Wednesday, Day #60 Phase I of Reopening
We request continued prayers for my husband's mother D. She has been sick with COVID-19 for six weeks (now negative, but still sick) and is now out of ICU and recovering at a long-term, acute care facility. She is still on a ventilator with tracheotomy: today she spent much time all smiles sitting up in a chair! The rehabilitation team's next goal is to get her off the ventilator. Praise God!
We did school till lunch time, then played outside in the glorious weather for two hours (during which time I meditatively pruned shrubs), before coming in for Quiet Until Dinner.
Today I appreciated a moment of more mature motherhood (amidst my many continued failings as a mother). I came upon the 2- and 4-year-olds playing with the fully completed collection of quarters from all 50 states and both national mints. This collection was inherited from my grandfather who recently died, so it is sentimental and I want it to stay in order. It turns out that the wee boys have been taking the pages out, putting them back in upside down, and removing the quarters, which were in a pile. Mama could have gotten really upset and raised my voice, but I gathered them close, told them how special this was, and said we were going to put all the quarters back. Each boy got to put in one quarter at a time, alternating back and forth. We made it kind of a quiet, sacred game. By the end, the boys were so happy and promised me they would come and ask me any time they want to look at the special quarters. Grandpa would be pleased.
While I was cooking dinner, David threw a tantrum for about five minutes. Finally I told him that I had something
really fun for him to do and I looked around (still not knowing what the fun thing would be) when I spied his Very Special Rock. I grabbed his rock and informed David that the rock's name was Fred, and then I used a ventriloquist voice so that 'Fred' could introduce himself to David, which got him laughing. Then I grabbed a sheet of paper and a marker and said, "Okay, this is what we're going to do. We're going to trace Fred!" I traced a circle around the rock and then looked at David. He was thrilled! He thought this was the best thing, so he spent the next thirty minutes of my cooking tracing the rock and coloring it in, using up much paper.
|
Coloring with Fred the rock |
After dinner, the children were playing outside when we were invited by our neighbor to come see the twin baby fawns who had been placed by the deer mama in her back yard. What a joy!
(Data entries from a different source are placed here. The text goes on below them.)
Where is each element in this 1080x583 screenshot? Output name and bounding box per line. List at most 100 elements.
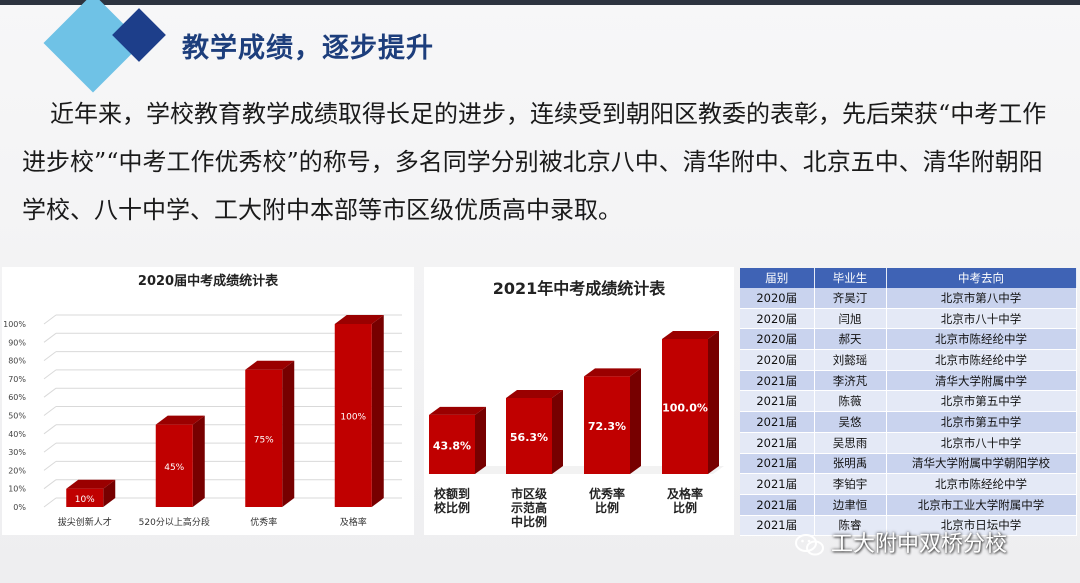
x-category-label: 拔尖创新人才	[58, 516, 112, 528]
cell-class-year: 2021届	[740, 370, 815, 392]
x-category-label: 比例	[595, 500, 619, 515]
cell-destination: 北京市工业大学附属中学	[886, 494, 1077, 516]
cell-class-year: 2020届	[740, 328, 815, 351]
y-tick-label: 90%	[8, 338, 26, 347]
cell-destination: 北京市日坛中学	[886, 515, 1077, 537]
grid-slant	[43, 314, 57, 325]
bar-value-label: 56.3%	[510, 431, 548, 444]
grid-slant	[43, 479, 57, 490]
grid-slant	[43, 387, 57, 398]
cell-destination: 清华大学附属中学	[886, 370, 1077, 392]
y-tick-label: 10%	[8, 485, 26, 494]
grid-slant	[43, 442, 57, 453]
y-tick-label: 40%	[8, 430, 26, 439]
watermark: 工大附中双桥分校	[795, 526, 1007, 558]
top-bar	[0, 0, 1080, 5]
table-row: 2021届 陈薇 北京市第五中学	[740, 390, 1077, 413]
x-category-label: 优秀率	[250, 516, 277, 528]
x-category-label: 及格率	[340, 516, 367, 528]
bar-value-label: 75%	[254, 435, 274, 445]
bar-2020	[245, 360, 295, 507]
grid-slant	[43, 369, 57, 380]
watermark-text: 工大附中双桥分校	[831, 532, 1008, 557]
table-row: 2021届 张明禹 清华大学附属中学朝阳学校	[740, 453, 1077, 475]
table-header-row: 届别 毕业生 中考去向	[740, 268, 1077, 288]
bar-value-label: 100.0%	[662, 402, 708, 415]
table-row: 2020届 刘懿瑶 北京市陈经纶中学	[740, 349, 1077, 371]
bar-value-label: 45%	[164, 463, 184, 473]
cell-destination: 北京市第八中学	[886, 288, 1077, 309]
cell-graduate: 边聿恒	[814, 494, 887, 516]
wechat-icon	[795, 534, 824, 556]
x-category-label: 市区级	[511, 486, 547, 501]
admissions-table-wrap: 届别 毕业生 中考去向 2020届 齐昊汀 北京市第八中学 2020届 闫旭 北京市八十中…	[740, 268, 1077, 537]
page-title: 教学成绩，逐步提升	[182, 33, 434, 64]
cell-graduate: 刘懿瑶	[814, 349, 887, 371]
table-row: 2020届 郝天 北京市陈经纶中学	[740, 328, 1077, 351]
bar-value-label: 43.8%	[433, 439, 471, 452]
table-row: 2021届 吴悠 北京市第五中学	[740, 411, 1077, 433]
cell-graduate: 陈睿	[814, 515, 887, 537]
cell-graduate: 齐昊汀	[814, 288, 887, 309]
cell-graduate: 张明禹	[814, 453, 887, 475]
cell-destination: 北京市八十中学	[886, 308, 1077, 330]
x-category-label: 校比例	[434, 500, 470, 515]
table-row: 2020届 闫旭 北京市八十中学	[740, 308, 1077, 330]
cell-class-year: 2021届	[740, 473, 815, 495]
cell-class-year: 2021届	[740, 432, 815, 454]
grid-slant	[43, 351, 57, 361]
cell-class-year: 2021届	[740, 494, 815, 516]
cell-graduate: 吴思雨	[814, 432, 887, 454]
cell-class-year: 2021届	[740, 453, 815, 475]
cell-graduate: 李济芃	[814, 370, 887, 392]
table-row: 2021届 李济芃 清华大学附属中学	[740, 370, 1077, 392]
grid-slant	[43, 424, 57, 435]
cell-destination: 北京市陈经纶中学	[886, 349, 1077, 371]
x-category-label: 及格率	[667, 486, 703, 501]
y-tick-label: 30%	[8, 448, 26, 457]
cell-graduate: 吴悠	[814, 411, 887, 433]
bar-2021	[662, 331, 719, 474]
x-category-label: 520分以上高分段	[139, 516, 210, 528]
y-tick-label: 80%	[8, 357, 26, 366]
chart-2020-title: 2020届中考成绩统计表	[137, 274, 279, 289]
cell-class-year: 2020届	[740, 349, 815, 371]
cell-destination: 北京市第五中学	[886, 411, 1077, 433]
table-row: 2021届 边聿恒 北京市工业大学附属中学	[740, 494, 1077, 516]
grid-slant	[43, 332, 57, 343]
grid-slant	[43, 460, 57, 471]
header-destination: 中考去向	[886, 268, 1077, 288]
x-category-label: 校额到	[434, 486, 470, 501]
bar-value-label: 10%	[75, 495, 95, 505]
cell-destination: 北京市八十中学	[886, 432, 1077, 454]
y-tick-label: 60%	[8, 393, 26, 402]
cell-graduate: 闫旭	[814, 308, 887, 330]
table-row: 2021届 陈睿 北京市日坛中学	[740, 515, 1077, 537]
cell-destination: 清华大学附属中学朝阳学校	[886, 453, 1077, 475]
cell-destination: 北京市陈经纶中学	[886, 328, 1077, 351]
chart-floor	[428, 466, 724, 474]
y-tick-label: 20%	[8, 466, 26, 475]
cell-graduate: 郝天	[814, 328, 887, 351]
header-class-year: 届别	[740, 268, 815, 288]
bar-2021	[506, 389, 563, 474]
cell-destination: 北京市第五中学	[886, 390, 1077, 413]
table-row: 2021届 李铂宇 北京市陈经纶中学	[740, 473, 1077, 495]
cell-graduate: 李铂宇	[814, 473, 887, 495]
y-tick-label: 100%	[3, 320, 26, 329]
header-graduate: 毕业生	[814, 268, 887, 288]
bar-value-label: 100%	[340, 413, 366, 423]
chart-2020: 0% 10% 20% 30% 40% 50% 60% 70% 80% 90% 100% 10% 拔尖创新…	[3, 314, 402, 528]
chart-2021-title: 2021年中考成绩统计表	[492, 279, 666, 298]
chart-2020-panel: 2020届中考成绩统计表 0% 10% 20% 30% 40% 50% 60% 70% 80% 9…	[2, 267, 414, 535]
cell-class-year: 2021届	[740, 515, 815, 537]
y-tick-label: 50%	[8, 412, 26, 421]
cell-class-year: 2021届	[740, 411, 815, 433]
table-body: 2020届 齐昊汀 北京市第八中学 2020届 闫旭 北京市八十中学 2020届 郝天 北京市陈…	[740, 288, 1077, 537]
y-tick-label: 70%	[8, 375, 26, 384]
cell-destination: 北京市陈经纶中学	[886, 473, 1077, 495]
chart-2021-panel: 2021年中考成绩统计表 43.8% 校额到 校比例 56.3% 市区级 示范高 中比例 72…	[424, 267, 734, 535]
x-category-label: 比例	[673, 500, 697, 515]
bar-2020	[155, 415, 205, 507]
We've never seen such a thing live and in person.
|
Photo credit: my neighbor |
|
Photo credit: my neighbor |
|
Photo credit: my neighbor |
|
Photo credit: my neighbor |
|
Photo credit: my neighbor |
|
Photo credit: my neighbor |
Bonus Reading for Posterity:
- Maybe since this author is writing on his private website, his article won't be "disappeared" (censored) like so many others on the subject of facial masks. This author links to numerous legitimate scientific meta-analyses and studies about the usefulness of facial masks against viruses. (Sorry Oregon, your mask is useless (according to the science).)
- Other news from the West Coast! It's been kind of fun watching this stand-off play out. (Elon Wins: California Will Allow Tesla Plant To Reopen With ‘Safety Precautions’.)
- This article is a full month old but I only just read it. The graphics showing the severity of the job losses (even millions of lost jobs ago!) should be chilling. (These Charts Put the Historic U.S. Job Losses in Perspective.)
- Seeing inside a New York City hospital at this time . . . (CORONAVIRUS DIARY: NEW YORK, MAY 12)
- Is this the future of school? (Teachers want kids disinfected at school gates amid fears of enforcing social distancing.)
- Is this the future or air travel? (Future Air Travel: Four-Hour Process, Self Check-In, Disinfection, Immunity Passes.)
- My husband and I have been wondering when the lawsuits will start being filed for what we have been calling almost since the beginning all these "extra-constitutional decrees." Here is the first big response I've seen and I hope to see many more. "Chief Justice Patience Roggensack wrote for the majority that the order equates to an emergency rule that Palm can't enact unilaterally. The order creates criminal penalties that Palm has no authority to create, she added. “Rule-making exists precisely to ensure that kind of controlling, subjective judgement asserted by one unelected official, Palm, is not imposed in Wisconsin,” Roggensack wrote for the majority." (Wisconsin’s Supreme Court strikes down governor's ‘safer at home’ order.)